It will be the first total eclipse visible from Dunedin since December 27, 1163.
What strikes me is not just the rarity, but the utter lack of fuss last time around.
The only audience? Moa, perhaps. A Haast’s eagle, mid-flight, suddenly wondering if it had misread the day. Not a single human to say ‘‘well, that was something’’.
Humans, of course, wouldn’t arrive here for another century or so. Time itself — at least in the tidy, scheduled sense we now obsess over — didn’t formally arrive in New Zealand until the 19th century, with railways and the need for everyone to agree what ‘‘3pm’’ actually meant. The 1163 eclipse began, in our modern reckoning, at 7.14pm. But to a moa, I suspect, it simply began when the light went out.
Meanwhile, elsewhere in the world, things were busy. Henry II sat on the English throne. The foundation stone of Notre Dame in Paris was being laid.
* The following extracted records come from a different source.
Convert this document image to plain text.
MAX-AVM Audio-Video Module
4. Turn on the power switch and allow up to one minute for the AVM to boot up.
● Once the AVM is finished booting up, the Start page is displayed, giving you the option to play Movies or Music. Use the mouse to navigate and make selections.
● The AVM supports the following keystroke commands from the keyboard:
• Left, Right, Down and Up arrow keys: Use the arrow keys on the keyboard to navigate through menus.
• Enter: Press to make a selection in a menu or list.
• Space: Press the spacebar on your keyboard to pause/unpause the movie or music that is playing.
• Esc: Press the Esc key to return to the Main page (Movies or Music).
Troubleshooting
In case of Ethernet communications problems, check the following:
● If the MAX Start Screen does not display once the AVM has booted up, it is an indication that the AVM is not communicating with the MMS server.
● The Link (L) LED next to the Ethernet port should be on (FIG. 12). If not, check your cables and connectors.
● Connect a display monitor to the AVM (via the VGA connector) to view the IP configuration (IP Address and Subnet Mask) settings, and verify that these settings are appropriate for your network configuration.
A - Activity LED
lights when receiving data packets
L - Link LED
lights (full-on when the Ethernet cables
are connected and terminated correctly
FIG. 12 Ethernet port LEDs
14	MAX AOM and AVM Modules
Civilisation was advancing, cathedrals rising — all entirely unaware that, on the far side of the globe, the sky had briefly slipped into night over an empty land.
There’s a philosophical itch here. If no-one saw it, did it matter? A kind of astronomical version of the tree falling in the forest.
And yet — we know it happened. The same mathematics that lets us reconstruct that forgotten evening also tells us, with quiet certainty, that another shadow is coming.
So, on July 22, 2028, at about 4pm, I plan to be somewhere between Portobello and Middlemarch, looking west. This time, there will be people. There will be excitement.
There may even be committees nearby.
For 865 years, the sky has kept this appointment. It would be a shame not to show up.